The Doctor: Well if you order stuff that comes from Kat-Man-Dildo-Du don't be surprised if it picks up a few tourists on route.
The Phantom: disregard that, what about the currency?
Ashley pulls out a bag from under where he is sitting.
(The Phantom voice-over) Ashley Hayden take satisfaction to maintain his hands immaculate of any unlawful behaviour nevertheless that's merely because he wanted for mass murder and he's also my cousin.
The Phantom: (The Phantom looks in bag) Are you unquestioning that you can afford twenty-five?
Ashley Hayden: Well I can afford it as long as your little plan works and I see it again, if that's what you mean. You got the rest from this fat man and Chantry? The Doctor looks on with suspicion.
The Phantom: Chantry, the fat man and myself,looks like it's time to make a call to Hatchet Hollis.
The Doctor: Who's this fat man, then?
A hard-looking man of about fifty is sat behind a large antique desk. On this desk is a hatchet resting in a block of wood, poised like a judge's hammer. Behind him is a cabinet of fine-looking shotguns and Hatchet with one hand on the phone and the other on a shotgun.
Hatchet: You got it all?
The Phantom: unquestionably,A hundred grand.
(The Phantom voice-over) You must contemplate it's not untroublesome to take a seat at this table the money involved has to be a hundred grand upwards and there is no shortage of punters. The man who decides if you can play is this man Brian Hollis, or Hatchet-Hollis as some including himself like to call him. When the old bastard is not playing cards he's chasing a thousand debts that ill-fated individuals owe for an array of reasons. Money and sleaze and antique shotguns are all deep and dear in Hollis heart.
Hatchet: Well son if you got it, you got it. Now, if you don't mind (The phone is slammed down).
Hatchet: What's his mate Sam Foster like, then?
A massive monster of a man sitting opposite Hatchet. Meet Jack Bryan.
(The Phantom voice-over) Jack Bryan Former Irish boxer he now makes his money by drowning people for Hatchet. He not to smart But he needs him, because he is good at making sure debts get settled and jobs get done.
Jack: Sam's been shaking the knees of a lot of good players. The guys has a rare ability, he seems to make cards transparent, got bluffing dow-
Hatchet: (interrupts) All right, all right, so we can say he is good.
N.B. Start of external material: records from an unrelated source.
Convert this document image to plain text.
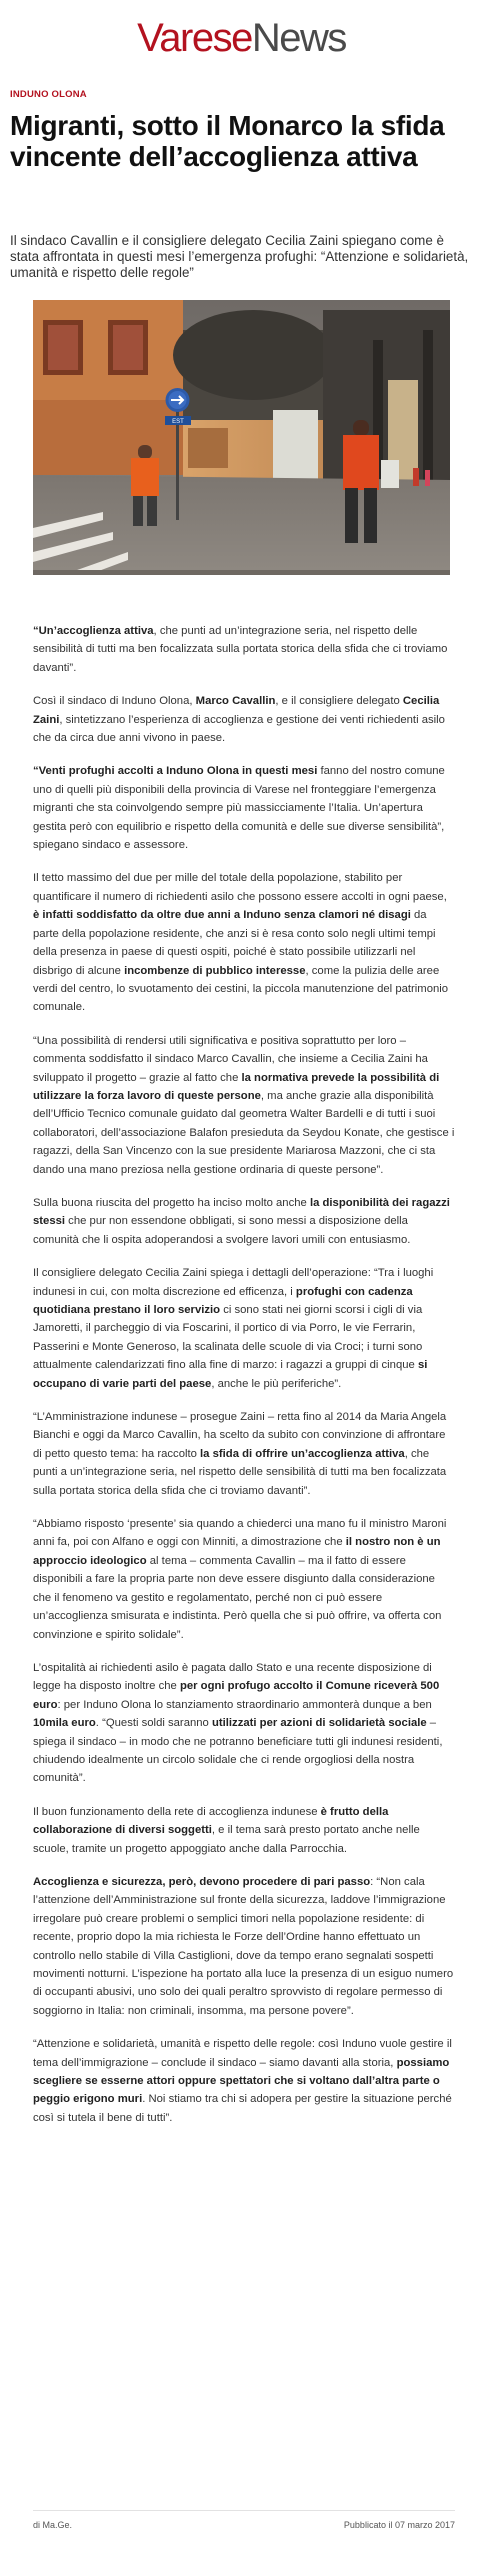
VareseNews
INDUNO OLONA
Migranti, sotto il Monarco la sfida vincente dell’accoglienza attiva

Il sindaco Cavallin e il consigliere delegato Cecilia Zaini spiegano come è stata affrontata in questi mesi l’emergenza profughi: “Attenzione e solidarietà, umanità e rispetto delle regole”

EST

“Un’accoglienza attiva, che punti ad un’integrazione seria, nel rispetto delle sensibilità di tutti ma ben focalizzata sulla portata storica della sfida che ci troviamo davanti”.

Così il sindaco di Induno Olona, Marco Cavallin, e il consigliere delegato Cecilia Zaini, sintetizzano l’esperienza di accoglienza e gestione dei venti richiedenti asilo che da circa due anni vivono in paese.

“Venti profughi accolti a Induno Olona in questi mesi fanno del nostro comune uno di quelli più disponibili della provincia di Varese nel fronteggiare l’emergenza migranti che sta coinvolgendo sempre più massicciamente l’Italia. Un’apertura gestita però con equilibrio e rispetto della comunità e delle sue diverse sensibilità”, spiegano sindaco e assessore.

Il tetto massimo del due per mille del totale della popolazione, stabilito per quantificare il numero di richiedenti asilo che possono essere accolti in ogni paese, è infatti soddisfatto da oltre due anni a Induno senza clamori né disagi da parte della popolazione residente, che anzi si è resa conto solo negli ultimi tempi della presenza in paese di questi ospiti, poiché è stato possibile utilizzarli nel disbrigo di alcune incombenze di pubblico interesse, come la pulizia delle aree verdi del centro, lo svuotamento dei cestini, la piccola manutenzione del patrimonio comunale.

“Una possibilità di rendersi utili significativa e positiva soprattutto per loro – commenta soddisfatto il sindaco Marco Cavallin, che insieme a Cecilia Zaini ha sviluppato il progetto – grazie al fatto che la normativa prevede la possibilità di utilizzare la forza lavoro di queste persone, ma anche grazie alla disponibilità dell’Ufficio Tecnico comunale guidato dal geometra Walter Bardelli e di tutti i suoi collaboratori, dell’associazione Balafon presieduta da Seydou Konate, che gestisce i ragazzi, della San Vincenzo con la sue presidente Mariarosa Mazzoni, che ci sta dando una mano preziosa nella gestione ordinaria di queste persone”.

Sulla buona riuscita del progetto ha inciso molto anche la disponibilità dei ragazzi stessi che pur non essendone obbligati, si sono messi a disposizione della comunità che li ospita adoperandosi a svolgere lavori umili con entusiasmo.

Il consigliere delegato Cecilia Zaini spiega i dettagli dell’operazione: “Tra i luoghi indunesi in cui, con molta discrezione ed efficenza, i profughi con cadenza quotidiana prestano il loro servizio ci sono stati nei giorni scorsi i cigli di via Jamoretti, il parcheggio di via Foscarini, il portico di via Porro, le vie Ferrarin, Passerini e Monte Generoso, la scalinata delle scuole di via Croci; i turni sono attualmente calendarizzati fino alla fine di marzo: i ragazzi a gruppi di cinque si occupano di varie parti del paese, anche le più periferiche”.

“L’Amministrazione indunese – prosegue Zaini – retta fino al 2014 da Maria Angela Bianchi e oggi da Marco Cavallin, ha scelto da subito con convinzione di affrontare di petto questo tema: ha raccolto la sfida di offrire un’accoglienza attiva, che punti a un’integrazione seria, nel rispetto delle sensibilità di tutti ma ben focalizzata sulla portata storica della sfida che ci troviamo davanti”.

“Abbiamo risposto ‘presente’ sia quando a chiederci una mano fu il ministro Maroni anni fa, poi con Alfano e oggi con Minniti, a dimostrazione che il nostro non è un approccio ideologico al tema – commenta Cavallin – ma il fatto di essere disponibili a fare la propria parte non deve essere disgiunto dalla considerazione che il fenomeno va gestito e regolamentato, perché non ci può essere un’accoglienza smisurata e indistinta. Però quella che si può offrire, va offerta con convinzione e spirito solidale”.

L’ospitalità ai richiedenti asilo è pagata dallo Stato e una recente disposizione di legge ha disposto inoltre che per ogni profugo accolto il Comune riceverà 500 euro: per Induno Olona lo stanziamento straordinario ammonterà dunque a ben 10mila euro. “Questi soldi saranno utilizzati per azioni di solidarietà sociale – spiega il sindaco – in modo che ne potranno beneficiare tutti gli indunesi residenti, chiudendo idealmente un circolo solidale che ci rende orgogliosi della nostra comunità”.

Il buon funzionamento della rete di accoglienza indunese è frutto della collaborazione di diversi soggetti, e il tema sarà presto portato anche nelle scuole, tramite un progetto appoggiato anche dalla Parrocchia.

Accoglienza e sicurezza, però, devono procedere di pari passo: “Non cala l’attenzione dell’Amministrazione sul fronte della sicurezza, laddove l’immigrazione irregolare può creare problemi o semplici timori nella popolazione residente: di recente, proprio dopo la mia richiesta le Forze dell’Ordine hanno effettuato un controllo nello stabile di Villa Castiglioni, dove da tempo erano segnalati sospetti movimenti notturni. L’ispezione ha portato alla luce la presenza di un esiguo numero di occupanti abusivi, uno solo dei quali peraltro sprovvisto di regolare permesso di soggiorno in Italia: non criminali, insomma, ma persone povere”.

“Attenzione e solidarietà, umanità e rispetto delle regole: così Induno vuole gestire il tema dell’immigrazione – conclude il sindaco – siamo davanti alla storia, possiamo scegliere se esserne attori oppure spettatori che si voltano dall’altra parte o peggio erigono muri. Noi stiamo tra chi si adopera per gestire la situazione perché così si tutela il bene di tutti”.

di Ma.Ge.	Pubblicato il 07 marzo 2017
Jack: Better than good, he is a fucking liability.
Hatchet: Where did he get a hundred grand?
Jack:He has got some good mates, they have tossed up between them.
Hatchet: And that strip club. Ashley, and owns the whole property?
Jack: No mortgage, no debts; lock, stock, the sodding lot, don't worry, me and your lad got it under control.
Hatchet: Good, you can get this under control now. A glossy brochure displaying a pair of impressive antique shotguns is shoved in Jack's face.
Hatchet: It seems Steven Greenberg has run out of money, and these little beauties are up for auction, but I am not paying quarter of a million for 'em, if you know what I mean Bryan. One of my associates has given me an address and the location of these lovelies. Make sure we get everything from inside the gun cabinet. I don't want to know who you use, as long as they are not complete muppets...oh and don't tell them what they're worth.